そのうち、曖昧だった記憶がはっきりしてきたり、記憶がどんどんさかのぼって行って、幼少期の頃にまでたどり着くかも知れません。そうすると、自分が「受け皿」を作り出してしまったきっかけを思い出すかも知れません。相手はいわゆる大人、多くは親だと思いますが、この時、注意が必要です。子供の自分は親に逆らうことができないので、親から何か強制されたことを思い出した時に、被害者意識を持ってしまいがちです。でも、被害者意識は自分を閉じ込める殻なのです。
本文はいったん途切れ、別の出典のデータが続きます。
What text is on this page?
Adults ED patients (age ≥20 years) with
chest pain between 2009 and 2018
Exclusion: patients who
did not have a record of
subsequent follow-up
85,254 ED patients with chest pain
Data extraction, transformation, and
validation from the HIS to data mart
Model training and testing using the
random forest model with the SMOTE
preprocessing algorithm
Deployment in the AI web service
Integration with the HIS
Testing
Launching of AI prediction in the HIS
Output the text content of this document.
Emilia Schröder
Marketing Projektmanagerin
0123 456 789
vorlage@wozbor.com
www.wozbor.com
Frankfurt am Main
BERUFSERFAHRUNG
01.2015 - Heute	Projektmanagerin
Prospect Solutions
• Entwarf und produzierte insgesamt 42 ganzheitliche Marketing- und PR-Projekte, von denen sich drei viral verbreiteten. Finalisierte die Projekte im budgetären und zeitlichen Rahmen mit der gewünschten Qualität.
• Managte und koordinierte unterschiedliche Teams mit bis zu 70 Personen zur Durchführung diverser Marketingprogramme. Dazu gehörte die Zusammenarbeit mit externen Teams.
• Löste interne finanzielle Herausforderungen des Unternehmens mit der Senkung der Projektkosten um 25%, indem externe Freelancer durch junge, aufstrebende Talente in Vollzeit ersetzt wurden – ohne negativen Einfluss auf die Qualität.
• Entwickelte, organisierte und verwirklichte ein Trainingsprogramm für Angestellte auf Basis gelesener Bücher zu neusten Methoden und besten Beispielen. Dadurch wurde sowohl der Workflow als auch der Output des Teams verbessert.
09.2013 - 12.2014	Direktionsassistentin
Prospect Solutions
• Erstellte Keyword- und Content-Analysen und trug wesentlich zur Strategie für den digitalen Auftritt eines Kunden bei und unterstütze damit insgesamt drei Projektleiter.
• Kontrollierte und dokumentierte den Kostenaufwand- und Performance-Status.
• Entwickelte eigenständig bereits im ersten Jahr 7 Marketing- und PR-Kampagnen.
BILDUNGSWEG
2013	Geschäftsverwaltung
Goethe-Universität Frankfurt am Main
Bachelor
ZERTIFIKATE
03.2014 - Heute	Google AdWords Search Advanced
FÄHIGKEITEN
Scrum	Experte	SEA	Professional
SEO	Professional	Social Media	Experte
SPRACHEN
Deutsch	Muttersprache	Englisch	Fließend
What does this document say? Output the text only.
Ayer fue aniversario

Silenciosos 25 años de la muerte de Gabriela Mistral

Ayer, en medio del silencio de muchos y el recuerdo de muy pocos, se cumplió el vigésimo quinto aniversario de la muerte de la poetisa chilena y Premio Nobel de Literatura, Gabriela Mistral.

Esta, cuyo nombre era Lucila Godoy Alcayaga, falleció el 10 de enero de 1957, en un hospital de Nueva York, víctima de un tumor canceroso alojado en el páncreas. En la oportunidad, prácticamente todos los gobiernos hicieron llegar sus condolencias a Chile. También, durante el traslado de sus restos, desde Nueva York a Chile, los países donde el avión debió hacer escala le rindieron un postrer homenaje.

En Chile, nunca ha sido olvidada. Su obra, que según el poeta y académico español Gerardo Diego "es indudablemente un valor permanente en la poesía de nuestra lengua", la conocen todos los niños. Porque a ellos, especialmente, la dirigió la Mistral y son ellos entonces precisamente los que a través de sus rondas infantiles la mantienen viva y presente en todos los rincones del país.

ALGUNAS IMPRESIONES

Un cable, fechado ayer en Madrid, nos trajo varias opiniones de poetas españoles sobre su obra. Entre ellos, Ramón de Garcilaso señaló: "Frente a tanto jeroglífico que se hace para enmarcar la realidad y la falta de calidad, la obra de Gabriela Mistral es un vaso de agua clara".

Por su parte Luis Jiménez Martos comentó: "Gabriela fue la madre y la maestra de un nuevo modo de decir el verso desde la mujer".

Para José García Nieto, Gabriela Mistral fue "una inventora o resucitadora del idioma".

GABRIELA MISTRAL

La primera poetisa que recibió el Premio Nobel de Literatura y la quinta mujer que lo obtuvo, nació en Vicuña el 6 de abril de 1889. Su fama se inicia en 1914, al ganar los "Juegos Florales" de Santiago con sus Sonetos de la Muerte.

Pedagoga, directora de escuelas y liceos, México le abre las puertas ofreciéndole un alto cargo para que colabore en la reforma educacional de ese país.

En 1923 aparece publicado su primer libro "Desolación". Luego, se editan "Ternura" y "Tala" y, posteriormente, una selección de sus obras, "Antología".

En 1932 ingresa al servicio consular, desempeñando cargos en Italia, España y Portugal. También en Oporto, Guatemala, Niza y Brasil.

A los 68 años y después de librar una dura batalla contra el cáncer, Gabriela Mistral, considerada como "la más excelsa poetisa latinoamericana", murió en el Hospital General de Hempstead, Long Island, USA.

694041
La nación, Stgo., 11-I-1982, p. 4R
自ら「受け皿」を作り出すような体験は、多分、子供にとってはとても辛い体験だったはずです。とても辛い体験だったので、「受け皿」を作って辛さから逃げたのです。「受け皿」を捨てるということは、実は、その幼少期に体験した辛さを再体験することでもあるのです。子供の頃は辛すぎて逃げざるを得なかった為に、中途半端になっていた感情を再体験し、辛さを味わい尽くすことにより、「受け皿」の必要をなくし、「受け皿」を維持することに費やされていた心のエネルギーを解放することなのです。(それは、コンピュータの常駐ソフトを削除し、リソースを解放するのに似ています。)
でも、被害者意識は、幼少期に体験したその辛さを再体験することからまた逃げる為に、再び自ら作り出す殻なのです。だから、被害者意識を持っているうちは、何も進展しないのです。